OK so here I am, in all my innocence, about to go to bed. It's late like 2:30 in the morning, its been a long day and all I want to do is go to bed. I walk into my kitchen, which is right by my bed, to find a cockroach on my counter. Those things, unfortunately but for good cause (since most people seriously dislike them), are fearful creatures. In the 3 seconds it takes me to bend down and get my very efficient cockroach spray, its crawled under my kitchen cupboard! In one of only two cracks between my floor and the cupboard. Well, with all my haste, I start spraying profusely under the cupboard hoping, in vain I might add since the space under there, once under, is quite vast, to kill it with my spray. Semi satisfied (but more hopeful) I continue getting ready for bed. Walking through the kitchen a second time, I see my little enemy on the other side of the kitchen by the second crack between the cupboard and floor. Again by the time I start spraying it, the stupid thing has escaped under the cupboard again! Did I ever mention that those things are FAST! I keep on spraying in the crack, again hoping to kill it. I then quickly grab two towels and stuff them in those two cracks... stupid I know since cockroaches have an uncanny way of getting places they're not supposed to but hey in my defense it like 2:45 at this point. I was also hoping the fumes would get trapped and kill it. By this time it's like 2:50 and I really want to go to bed, so reluctantly, not knowing what else to do, I go to bed. OK so here I am, lying in bed, trying to fall asleep but anything that brushes up against my skin, which is quite frequent as I have long hair and a FAN blowing on me, gets me up so fast that Lucky Luke would be ashamed of his speed! Just for the record I've woken up with a cockroach in my bed before, so this is not just paranoia going on here! Ugh! For the next 15 min this show of acrobats keeps on going and I'm just praying "Please God just let me fall asleep!" by the end my prayer is "Lord I'd feel so much better knowing that I've killed the thing!" I finally get up to go to the bathroom and what do I see trapped in my bathtub? The cockroach! Once it's in there it can't crawl out so I'm thanking the Lord as I'm spraying this thing to DEATH! As I crawl back into bed, this time satisfied, a question creeps into my mind... was that the one I tried to get earlier or a second one?

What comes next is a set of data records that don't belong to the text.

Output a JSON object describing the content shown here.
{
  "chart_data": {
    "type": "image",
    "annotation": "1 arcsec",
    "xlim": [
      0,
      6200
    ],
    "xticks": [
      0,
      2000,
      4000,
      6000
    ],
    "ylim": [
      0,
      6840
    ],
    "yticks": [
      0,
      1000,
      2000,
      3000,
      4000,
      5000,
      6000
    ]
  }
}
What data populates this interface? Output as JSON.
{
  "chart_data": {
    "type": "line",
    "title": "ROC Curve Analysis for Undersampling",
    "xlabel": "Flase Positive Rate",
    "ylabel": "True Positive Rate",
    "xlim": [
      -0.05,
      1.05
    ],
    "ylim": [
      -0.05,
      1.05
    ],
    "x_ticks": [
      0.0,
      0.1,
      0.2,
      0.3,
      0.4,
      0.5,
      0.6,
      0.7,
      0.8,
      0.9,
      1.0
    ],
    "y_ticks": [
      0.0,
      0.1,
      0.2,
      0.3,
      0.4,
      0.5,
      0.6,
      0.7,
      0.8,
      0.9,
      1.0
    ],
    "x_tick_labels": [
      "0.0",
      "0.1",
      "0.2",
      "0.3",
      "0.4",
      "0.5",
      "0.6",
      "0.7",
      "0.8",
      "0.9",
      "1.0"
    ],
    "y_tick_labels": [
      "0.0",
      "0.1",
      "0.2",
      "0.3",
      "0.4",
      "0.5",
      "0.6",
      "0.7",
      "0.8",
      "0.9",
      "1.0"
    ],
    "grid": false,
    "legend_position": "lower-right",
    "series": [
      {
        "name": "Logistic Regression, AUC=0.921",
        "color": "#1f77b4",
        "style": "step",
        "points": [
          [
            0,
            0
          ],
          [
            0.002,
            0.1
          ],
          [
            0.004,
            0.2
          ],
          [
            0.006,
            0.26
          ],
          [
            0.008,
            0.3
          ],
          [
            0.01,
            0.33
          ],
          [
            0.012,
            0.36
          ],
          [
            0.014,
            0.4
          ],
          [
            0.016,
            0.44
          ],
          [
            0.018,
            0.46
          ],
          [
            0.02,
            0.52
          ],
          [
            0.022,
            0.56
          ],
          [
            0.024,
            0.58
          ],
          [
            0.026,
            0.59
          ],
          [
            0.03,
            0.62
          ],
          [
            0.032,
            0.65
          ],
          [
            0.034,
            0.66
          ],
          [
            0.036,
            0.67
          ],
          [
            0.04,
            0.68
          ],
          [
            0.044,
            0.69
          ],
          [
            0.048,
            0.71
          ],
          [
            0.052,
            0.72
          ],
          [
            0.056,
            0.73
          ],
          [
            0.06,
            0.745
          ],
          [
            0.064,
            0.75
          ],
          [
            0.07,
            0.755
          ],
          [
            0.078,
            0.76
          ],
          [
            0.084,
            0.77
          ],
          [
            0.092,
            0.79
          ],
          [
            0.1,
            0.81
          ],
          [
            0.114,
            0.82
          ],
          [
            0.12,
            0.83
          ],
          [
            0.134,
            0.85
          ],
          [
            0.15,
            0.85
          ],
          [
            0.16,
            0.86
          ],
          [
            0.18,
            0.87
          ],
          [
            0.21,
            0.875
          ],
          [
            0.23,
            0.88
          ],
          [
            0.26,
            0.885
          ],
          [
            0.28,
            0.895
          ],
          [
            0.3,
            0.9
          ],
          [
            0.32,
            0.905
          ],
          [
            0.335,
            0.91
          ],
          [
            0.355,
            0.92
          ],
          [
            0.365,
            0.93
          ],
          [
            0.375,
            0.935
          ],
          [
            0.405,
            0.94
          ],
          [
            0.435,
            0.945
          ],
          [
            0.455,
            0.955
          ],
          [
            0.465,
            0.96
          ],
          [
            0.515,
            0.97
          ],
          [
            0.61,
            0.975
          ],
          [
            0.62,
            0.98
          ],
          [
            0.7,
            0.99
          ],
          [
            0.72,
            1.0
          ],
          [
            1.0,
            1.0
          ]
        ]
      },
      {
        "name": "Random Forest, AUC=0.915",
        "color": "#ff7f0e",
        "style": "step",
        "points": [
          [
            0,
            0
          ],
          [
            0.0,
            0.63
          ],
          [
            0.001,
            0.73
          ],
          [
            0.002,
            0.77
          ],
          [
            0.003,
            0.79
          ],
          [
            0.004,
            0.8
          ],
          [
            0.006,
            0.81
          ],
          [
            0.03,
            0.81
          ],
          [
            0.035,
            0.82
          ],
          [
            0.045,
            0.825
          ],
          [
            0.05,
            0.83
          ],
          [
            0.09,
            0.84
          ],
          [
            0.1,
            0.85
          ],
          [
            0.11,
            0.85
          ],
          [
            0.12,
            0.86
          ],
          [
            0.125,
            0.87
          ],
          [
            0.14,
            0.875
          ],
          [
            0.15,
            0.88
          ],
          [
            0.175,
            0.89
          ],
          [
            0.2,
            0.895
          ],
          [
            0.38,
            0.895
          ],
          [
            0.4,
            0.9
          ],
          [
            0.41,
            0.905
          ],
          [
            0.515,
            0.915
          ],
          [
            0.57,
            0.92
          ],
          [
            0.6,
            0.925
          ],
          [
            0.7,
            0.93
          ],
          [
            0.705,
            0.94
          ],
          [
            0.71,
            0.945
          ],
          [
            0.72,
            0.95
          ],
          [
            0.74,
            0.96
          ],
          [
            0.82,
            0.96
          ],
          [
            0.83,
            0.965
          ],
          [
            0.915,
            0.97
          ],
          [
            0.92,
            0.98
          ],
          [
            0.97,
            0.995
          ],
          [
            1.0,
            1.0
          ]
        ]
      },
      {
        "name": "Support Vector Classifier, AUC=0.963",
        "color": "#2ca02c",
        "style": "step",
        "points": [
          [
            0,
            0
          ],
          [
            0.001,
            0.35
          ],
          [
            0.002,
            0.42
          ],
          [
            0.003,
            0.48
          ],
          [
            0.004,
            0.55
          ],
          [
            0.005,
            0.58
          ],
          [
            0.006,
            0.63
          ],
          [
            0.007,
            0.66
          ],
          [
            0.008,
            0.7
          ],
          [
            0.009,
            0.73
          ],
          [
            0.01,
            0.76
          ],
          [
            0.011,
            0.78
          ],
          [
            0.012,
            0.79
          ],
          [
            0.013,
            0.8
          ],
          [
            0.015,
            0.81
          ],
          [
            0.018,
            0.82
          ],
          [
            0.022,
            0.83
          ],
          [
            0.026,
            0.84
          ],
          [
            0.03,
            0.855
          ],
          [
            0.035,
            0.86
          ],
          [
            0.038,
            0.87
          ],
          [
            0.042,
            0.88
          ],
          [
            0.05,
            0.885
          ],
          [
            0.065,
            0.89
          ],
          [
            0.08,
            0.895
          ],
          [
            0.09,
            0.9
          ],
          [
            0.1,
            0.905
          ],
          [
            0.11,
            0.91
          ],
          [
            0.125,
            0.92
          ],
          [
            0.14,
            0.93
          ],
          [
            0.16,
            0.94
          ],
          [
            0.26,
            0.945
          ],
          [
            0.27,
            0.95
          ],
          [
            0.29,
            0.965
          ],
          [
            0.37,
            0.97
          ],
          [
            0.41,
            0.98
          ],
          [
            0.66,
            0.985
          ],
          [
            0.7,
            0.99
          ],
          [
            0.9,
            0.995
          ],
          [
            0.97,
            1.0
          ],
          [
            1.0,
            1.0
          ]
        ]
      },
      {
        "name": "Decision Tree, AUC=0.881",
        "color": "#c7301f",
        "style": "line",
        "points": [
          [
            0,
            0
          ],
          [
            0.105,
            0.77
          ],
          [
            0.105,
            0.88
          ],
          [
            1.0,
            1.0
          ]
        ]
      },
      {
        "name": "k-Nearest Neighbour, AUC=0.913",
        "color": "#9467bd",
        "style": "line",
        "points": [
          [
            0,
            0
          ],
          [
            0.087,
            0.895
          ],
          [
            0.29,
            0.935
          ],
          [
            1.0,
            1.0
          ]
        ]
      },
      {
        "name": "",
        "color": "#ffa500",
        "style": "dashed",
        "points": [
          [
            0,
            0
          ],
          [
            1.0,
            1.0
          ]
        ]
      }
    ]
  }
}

Sure enough, the next day I wake up and what do I see lying dead on my kitchen floor... another cockroach! All I have to say is ignorance is bliss!

UPDATE: The following evening I found a third cockroach!!! This time INSIDE my cupboard.... with all my CLEAN plates and cups I might add.... I have now proceeded to re-clean all my previously clean plates and glasses as well inside the cupboard itself... a task I thoroughly enjoy.............. not!